Gordon Wallace

Personal information
- Date of birth: 25 March 1949
- Place of birth: Edinburgh, Scotland
- Date of death: 13 November 2023 (aged 74)
- Position: Forward

Youth career
- Penicuik Athletic

Senior career*
- Years: Team / Apps / (Gls)
- 1970–1977: Raith Rovers / 223 / (76)
- 1977–1979: Dundee United / 14 / (3)
- 1979–1980: Berwick Rangers / 19 / (3)
- 1980–1981: Cowdenbeath / 11 / (1)
- 1981–: Green Gully
- Total:  / 267 / (83)

= Gordon Wallace (footballer, born 1949) =

Scottish footballer (1949–2023)

Gordon Wallace (25 March 1949 – 13 November 2023) was a Scottish footballer who played as a forward in the Scottish Football League for Raith Rovers, Dundee United, Berwick Rangers and Cowdenbeath.

==Career==
Born in Edinburgh on 25 March 1949, Gordon Wallace played junior football for Penicuik Athletic before joining Raith Rovers in 1970. Arriving at Stark's Park shortly after the departure of another player named Gordon Wallace, Wallace was familiarly referred to at Raith as "Gordon Wallace Mark II". After 223 league appearances for Raith scoring 76 goals, a £12,000 transfer in 1977 took him to Dundee United, where he would become a teammate of his namesake.

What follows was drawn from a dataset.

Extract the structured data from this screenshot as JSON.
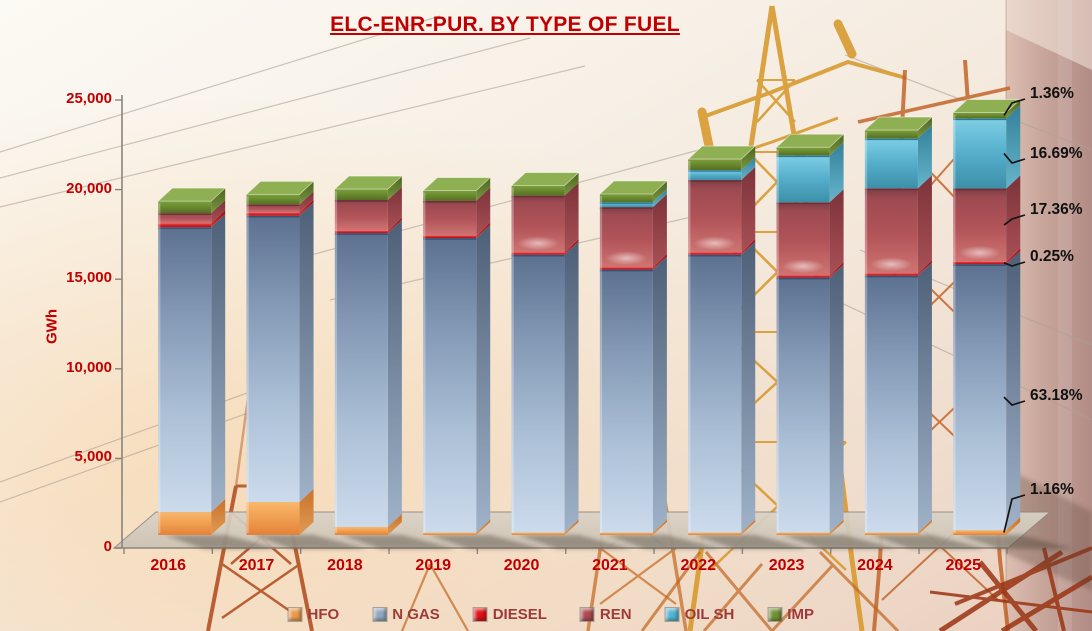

Blighted by injury he played 15 league games over two seasons scoring three goals.

Wallace's time at United was disrupted by injury, with his recovery from a cartilage operation being followed by the discovery of a ligament problem. After recovering, he only played for the reserve team during his second season at the club and was transferred to Berwick Rangers in 1979, where he spent eighteen months and scored three goals in 19 league appearances. After a short spell at Cowdenbeath, scoring once in 11 league appearances, he moved to Australia in 1981, where he played for Melbourne club Green Gully.

==Death==
Wallace died on 12 November 2023, at the age of 74.